Stop denying farmworkers overtime pay!
BY STUART APPELBAUM
January 28, 2022
A business’s viability must not depend on the legally allowed exploitation of people which had originally been based on the color of their skin. That is morally indefensible.
This is why New York needs to correct the glaring injustice in New York’s agriculture industry where farmworkers are denied overtime pay after 40 hours.
Unlike most workers in the Empire State—and the rest of the country—New York’s farmworkers are currently denied overtime pay by New York law until they’ve worked 60 hours a week. This is a relic of Jim Crow-era labor laws that have historically treated farmworkers—the backbone of New York’s agriculture industry—as second-class workers. But with the proper action, that could soon change.
As directed by the historic Farm Laborers Fair Labor Practices Act (which in 2019 for the first time gave the state’s farmworkers the right to organize into unions) the New York Department of Labor has convened a wage board to hold hearings and consider changing the state’s regulations to reduce the 60-hour overtime threshold for farmworkers. The wage board needs to recognize that farmworkers—who have proven to be truly essential workers during the ongoing COVID-19 pandemic—deserve overtime after 40 hours, which has been long established for almost every other worker in this country.
Just like all businesses, farms have financial concerns. But the industry cannot use these concerns to justify laws rooted in the darkest point of our history to exploit predominantly Black, Brown and immigrant workers. There is virtually no evidence to support industry claims that the difference between success or failure at New York’s farms depends upon the unjust 60-hour overtime pay threshold.
Even some in the agriculture business agree, including David Breeden from Sheldrake Vineyards in the Finger Lakes region. “You know what’s expensive for the coal industry, not having child labor, but we got past that,” Breeden said during one of the hearings.
Cleary, the farm industry will survive paying its workers fair overtime. The data in the nation’s largest farm state, California, shows that their 40-hour overtime pay threshold has not corresponded with any negative impacts or shocks to the California farm economy or labor market. Farms in Washington state, where 40-hour overtime has also been implemented, are continuing to thrive.

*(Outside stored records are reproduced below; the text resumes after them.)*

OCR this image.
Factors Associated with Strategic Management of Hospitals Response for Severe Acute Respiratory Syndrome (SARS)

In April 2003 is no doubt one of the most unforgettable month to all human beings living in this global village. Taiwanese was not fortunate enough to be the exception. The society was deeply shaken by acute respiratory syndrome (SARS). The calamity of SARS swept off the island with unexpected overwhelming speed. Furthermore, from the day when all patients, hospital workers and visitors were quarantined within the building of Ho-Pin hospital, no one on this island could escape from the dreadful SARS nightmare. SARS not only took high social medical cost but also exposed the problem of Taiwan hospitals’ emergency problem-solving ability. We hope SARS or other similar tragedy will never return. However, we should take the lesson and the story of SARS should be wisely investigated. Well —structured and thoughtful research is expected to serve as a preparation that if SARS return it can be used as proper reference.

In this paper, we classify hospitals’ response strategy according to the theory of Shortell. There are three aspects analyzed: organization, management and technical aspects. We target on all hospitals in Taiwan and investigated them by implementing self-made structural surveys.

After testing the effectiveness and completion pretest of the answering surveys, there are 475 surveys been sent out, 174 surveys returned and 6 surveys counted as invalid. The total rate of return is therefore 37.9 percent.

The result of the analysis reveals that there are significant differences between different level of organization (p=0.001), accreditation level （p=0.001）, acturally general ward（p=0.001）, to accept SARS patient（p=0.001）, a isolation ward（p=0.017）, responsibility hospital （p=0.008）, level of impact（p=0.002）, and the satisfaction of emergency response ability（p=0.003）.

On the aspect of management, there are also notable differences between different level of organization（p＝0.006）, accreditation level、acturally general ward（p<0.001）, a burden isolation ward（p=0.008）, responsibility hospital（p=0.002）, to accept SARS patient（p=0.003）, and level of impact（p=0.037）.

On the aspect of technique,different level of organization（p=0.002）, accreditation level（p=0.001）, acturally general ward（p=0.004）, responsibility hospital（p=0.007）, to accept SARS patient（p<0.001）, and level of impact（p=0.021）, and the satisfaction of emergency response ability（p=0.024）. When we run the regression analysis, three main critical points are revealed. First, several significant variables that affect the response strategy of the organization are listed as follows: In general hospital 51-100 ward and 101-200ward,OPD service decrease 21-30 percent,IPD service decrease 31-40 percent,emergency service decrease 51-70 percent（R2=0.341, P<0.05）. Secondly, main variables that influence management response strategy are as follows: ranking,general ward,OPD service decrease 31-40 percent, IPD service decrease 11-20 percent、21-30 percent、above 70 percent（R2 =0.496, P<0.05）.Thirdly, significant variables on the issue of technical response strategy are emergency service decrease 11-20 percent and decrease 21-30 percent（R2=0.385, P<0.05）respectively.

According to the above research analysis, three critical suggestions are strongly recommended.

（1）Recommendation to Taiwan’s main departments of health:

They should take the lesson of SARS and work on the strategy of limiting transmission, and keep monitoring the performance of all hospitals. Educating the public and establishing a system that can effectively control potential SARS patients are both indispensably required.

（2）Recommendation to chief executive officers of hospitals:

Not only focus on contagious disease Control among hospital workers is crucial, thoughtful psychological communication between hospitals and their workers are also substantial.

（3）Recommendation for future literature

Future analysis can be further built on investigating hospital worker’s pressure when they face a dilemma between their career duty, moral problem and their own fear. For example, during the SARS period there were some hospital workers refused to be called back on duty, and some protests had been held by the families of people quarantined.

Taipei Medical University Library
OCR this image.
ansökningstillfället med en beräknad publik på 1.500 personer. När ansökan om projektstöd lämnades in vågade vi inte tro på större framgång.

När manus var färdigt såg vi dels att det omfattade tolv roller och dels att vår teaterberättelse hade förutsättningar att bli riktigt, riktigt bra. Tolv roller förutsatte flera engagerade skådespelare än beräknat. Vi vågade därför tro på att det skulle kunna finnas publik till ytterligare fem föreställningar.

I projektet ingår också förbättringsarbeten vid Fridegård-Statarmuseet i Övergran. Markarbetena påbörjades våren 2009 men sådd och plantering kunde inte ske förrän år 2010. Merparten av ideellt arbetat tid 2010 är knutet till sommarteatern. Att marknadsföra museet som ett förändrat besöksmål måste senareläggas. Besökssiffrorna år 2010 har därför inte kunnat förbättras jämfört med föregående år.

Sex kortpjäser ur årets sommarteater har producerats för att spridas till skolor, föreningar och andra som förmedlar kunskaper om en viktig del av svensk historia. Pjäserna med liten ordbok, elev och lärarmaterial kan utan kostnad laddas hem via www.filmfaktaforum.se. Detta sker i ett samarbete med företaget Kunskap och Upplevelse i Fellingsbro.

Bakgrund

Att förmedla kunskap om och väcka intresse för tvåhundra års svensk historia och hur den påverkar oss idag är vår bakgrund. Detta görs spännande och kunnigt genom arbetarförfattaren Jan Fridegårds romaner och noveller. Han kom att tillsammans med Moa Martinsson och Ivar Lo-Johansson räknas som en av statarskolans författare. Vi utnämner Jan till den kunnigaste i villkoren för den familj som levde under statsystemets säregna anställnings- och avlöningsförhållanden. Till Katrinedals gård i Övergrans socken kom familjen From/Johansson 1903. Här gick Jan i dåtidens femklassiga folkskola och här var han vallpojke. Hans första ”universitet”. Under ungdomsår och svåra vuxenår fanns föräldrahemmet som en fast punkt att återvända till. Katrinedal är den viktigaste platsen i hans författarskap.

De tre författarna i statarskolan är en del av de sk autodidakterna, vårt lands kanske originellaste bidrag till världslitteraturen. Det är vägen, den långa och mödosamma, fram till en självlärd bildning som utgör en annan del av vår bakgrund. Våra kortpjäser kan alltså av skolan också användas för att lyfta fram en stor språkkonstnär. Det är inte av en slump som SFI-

Last year, the RWDSU helped farmworkers at Pindar Vineyard on Long Island become the first to win union membership. These essential working men and women are predominantly full-time New Yorkers. They have families here that they care for and they have family back home whom they also support. They want a better future for their children and work to provide a safe home for them. They take pride in their work, and they want and deserve dignity at work.
This dignity can only be fully realized when these workers—whom New Yorkers depend upon every day—are treated fairly and enjoy the same rights as all other working New Yorkers. The wage board must implement a 40-hour overtime threshold for New York’s farmworkers, recognizing their contributions, and moving toward correcting the injustices they’ve suffered for decades.